By LEANNDRA PADGETT
When choosing a meat to serve at Christmas dinner, ham should be the obvious decision. The reasons for this are threefold. First, turkey is for Thanksgiving. Second, ham is good. Third, my family always has ham and they’re surely right!
November is the time for turkey; nothing is sweeter than a fall bird. By December, however, it is time for a change. American consumers have eaten their fill (or more than their fill) of turkey by the time Christmas rolls around and are ready for ham, the meat of winter. Consider the children’s snack pigs-in-blankets. This is a pork sausage wrapped in a roll of dough. Have you ever heard of turkey-in-a-blanket? Of course not! Pigs are able to prepare for the winter and are therefore more fitting for the later and colder of the two holidays. After Thanksgiving, whatever turkeys that have survived are cold and unfit to eat. The pigs have been fattening up for months and are wisely wrapped in blankets. Therefore, ham is the obvious choice.

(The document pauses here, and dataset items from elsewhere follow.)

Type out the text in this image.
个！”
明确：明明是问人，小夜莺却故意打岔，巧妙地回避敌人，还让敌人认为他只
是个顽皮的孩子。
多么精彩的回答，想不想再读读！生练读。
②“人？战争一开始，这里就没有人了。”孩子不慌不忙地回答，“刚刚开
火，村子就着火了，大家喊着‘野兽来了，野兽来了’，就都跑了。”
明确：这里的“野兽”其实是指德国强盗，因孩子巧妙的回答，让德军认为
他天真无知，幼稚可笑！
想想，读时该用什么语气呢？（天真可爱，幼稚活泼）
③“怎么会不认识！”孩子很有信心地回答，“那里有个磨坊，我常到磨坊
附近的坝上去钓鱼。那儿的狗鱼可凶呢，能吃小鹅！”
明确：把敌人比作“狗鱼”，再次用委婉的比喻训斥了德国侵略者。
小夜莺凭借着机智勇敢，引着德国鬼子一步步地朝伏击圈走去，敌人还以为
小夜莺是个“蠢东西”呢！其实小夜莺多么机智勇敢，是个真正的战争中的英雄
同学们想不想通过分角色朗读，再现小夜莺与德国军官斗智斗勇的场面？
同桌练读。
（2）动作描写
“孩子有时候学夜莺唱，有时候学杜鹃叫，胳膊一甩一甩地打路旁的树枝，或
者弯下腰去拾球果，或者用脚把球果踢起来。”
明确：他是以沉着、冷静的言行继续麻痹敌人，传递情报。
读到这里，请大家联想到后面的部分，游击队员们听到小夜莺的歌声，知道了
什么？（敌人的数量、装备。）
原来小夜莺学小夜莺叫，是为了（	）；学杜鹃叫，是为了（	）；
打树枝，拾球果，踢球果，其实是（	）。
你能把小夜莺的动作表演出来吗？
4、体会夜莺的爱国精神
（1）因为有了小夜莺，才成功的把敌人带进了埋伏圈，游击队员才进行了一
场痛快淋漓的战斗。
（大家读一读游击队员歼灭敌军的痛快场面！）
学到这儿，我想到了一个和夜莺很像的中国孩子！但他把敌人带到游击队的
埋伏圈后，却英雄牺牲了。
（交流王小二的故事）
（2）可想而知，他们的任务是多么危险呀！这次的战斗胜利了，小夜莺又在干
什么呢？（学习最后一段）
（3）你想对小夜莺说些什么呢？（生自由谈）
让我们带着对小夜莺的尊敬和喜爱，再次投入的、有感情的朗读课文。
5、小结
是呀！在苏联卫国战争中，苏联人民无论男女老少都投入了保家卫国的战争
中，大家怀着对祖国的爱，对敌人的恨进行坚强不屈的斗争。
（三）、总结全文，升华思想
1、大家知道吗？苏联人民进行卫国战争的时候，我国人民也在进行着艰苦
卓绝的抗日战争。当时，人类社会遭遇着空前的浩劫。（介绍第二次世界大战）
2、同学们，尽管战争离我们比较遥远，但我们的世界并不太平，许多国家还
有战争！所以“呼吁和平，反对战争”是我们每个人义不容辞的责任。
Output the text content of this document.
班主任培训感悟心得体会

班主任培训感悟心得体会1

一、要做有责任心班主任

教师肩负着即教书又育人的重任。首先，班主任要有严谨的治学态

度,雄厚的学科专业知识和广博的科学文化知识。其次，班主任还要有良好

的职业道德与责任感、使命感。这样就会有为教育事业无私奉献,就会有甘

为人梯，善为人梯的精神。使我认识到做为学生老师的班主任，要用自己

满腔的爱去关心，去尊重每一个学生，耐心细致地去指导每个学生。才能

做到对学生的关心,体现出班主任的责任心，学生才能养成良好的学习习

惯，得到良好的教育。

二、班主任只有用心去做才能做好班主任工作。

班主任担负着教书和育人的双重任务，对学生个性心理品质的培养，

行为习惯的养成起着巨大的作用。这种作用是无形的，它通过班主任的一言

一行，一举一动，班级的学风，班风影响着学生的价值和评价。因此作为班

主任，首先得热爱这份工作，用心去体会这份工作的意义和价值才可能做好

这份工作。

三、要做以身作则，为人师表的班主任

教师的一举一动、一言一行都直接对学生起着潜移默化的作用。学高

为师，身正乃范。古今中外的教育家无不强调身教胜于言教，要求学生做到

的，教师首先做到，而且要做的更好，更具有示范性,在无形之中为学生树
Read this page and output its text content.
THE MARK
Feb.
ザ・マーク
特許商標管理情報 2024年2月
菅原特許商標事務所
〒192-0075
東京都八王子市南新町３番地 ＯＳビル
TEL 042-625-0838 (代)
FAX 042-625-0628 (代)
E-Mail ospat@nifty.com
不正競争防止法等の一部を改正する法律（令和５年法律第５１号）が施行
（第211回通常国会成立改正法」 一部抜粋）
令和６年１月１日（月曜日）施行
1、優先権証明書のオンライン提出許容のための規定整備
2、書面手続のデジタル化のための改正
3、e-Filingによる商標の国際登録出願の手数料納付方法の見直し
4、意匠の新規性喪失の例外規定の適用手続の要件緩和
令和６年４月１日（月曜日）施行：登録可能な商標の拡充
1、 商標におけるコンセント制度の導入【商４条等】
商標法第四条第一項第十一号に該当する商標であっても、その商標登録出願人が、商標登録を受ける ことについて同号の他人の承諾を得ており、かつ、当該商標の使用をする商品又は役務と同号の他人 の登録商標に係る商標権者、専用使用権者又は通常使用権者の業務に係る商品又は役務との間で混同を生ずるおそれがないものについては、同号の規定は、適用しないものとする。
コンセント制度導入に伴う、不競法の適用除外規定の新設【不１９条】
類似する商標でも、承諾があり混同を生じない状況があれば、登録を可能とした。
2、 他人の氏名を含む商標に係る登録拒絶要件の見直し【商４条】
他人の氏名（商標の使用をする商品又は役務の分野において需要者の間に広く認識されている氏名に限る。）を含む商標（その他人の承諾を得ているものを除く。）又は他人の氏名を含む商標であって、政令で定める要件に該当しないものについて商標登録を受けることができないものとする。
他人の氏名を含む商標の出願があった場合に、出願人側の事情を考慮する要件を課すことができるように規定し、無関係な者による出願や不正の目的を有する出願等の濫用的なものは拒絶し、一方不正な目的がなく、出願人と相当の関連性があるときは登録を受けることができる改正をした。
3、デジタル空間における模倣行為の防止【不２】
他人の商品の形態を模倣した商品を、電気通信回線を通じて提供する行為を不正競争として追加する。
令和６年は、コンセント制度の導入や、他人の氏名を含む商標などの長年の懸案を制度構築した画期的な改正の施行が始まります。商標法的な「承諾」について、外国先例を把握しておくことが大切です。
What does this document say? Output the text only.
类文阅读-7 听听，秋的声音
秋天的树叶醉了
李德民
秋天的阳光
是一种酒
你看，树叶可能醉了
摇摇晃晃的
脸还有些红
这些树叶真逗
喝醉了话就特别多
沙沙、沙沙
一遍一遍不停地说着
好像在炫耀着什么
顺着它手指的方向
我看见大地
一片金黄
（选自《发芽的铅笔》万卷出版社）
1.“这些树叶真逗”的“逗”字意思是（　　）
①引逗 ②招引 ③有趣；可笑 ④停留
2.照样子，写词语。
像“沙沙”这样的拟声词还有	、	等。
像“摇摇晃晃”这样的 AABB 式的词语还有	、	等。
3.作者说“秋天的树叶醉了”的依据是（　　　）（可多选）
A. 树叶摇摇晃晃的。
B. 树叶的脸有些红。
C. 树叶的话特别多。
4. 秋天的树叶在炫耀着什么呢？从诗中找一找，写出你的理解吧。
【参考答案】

Secondly, ham is good. Imagine a savory side of ham, glazed with honey and baked to perfection. Picture a platter piled high with Christmas side dishes, culminating with the meat of champions. Ham is the only way to finish Advent.
Finally, ham should be eaten at Christmas because that’s what my family always does. They are smart; they are knowledgeable. How could they have made such a grave mistake over so many generations if ham was not the correct choice?
Make the right decision this Christmas: eat ham. Your country depends on you. Only you can prevent turkey consumption. Eat ham upon a midnight clear. The stars in the sky look down where he lay, the little Lord Jesus eating ham in the hay. Sweet, sweet, delicious ham.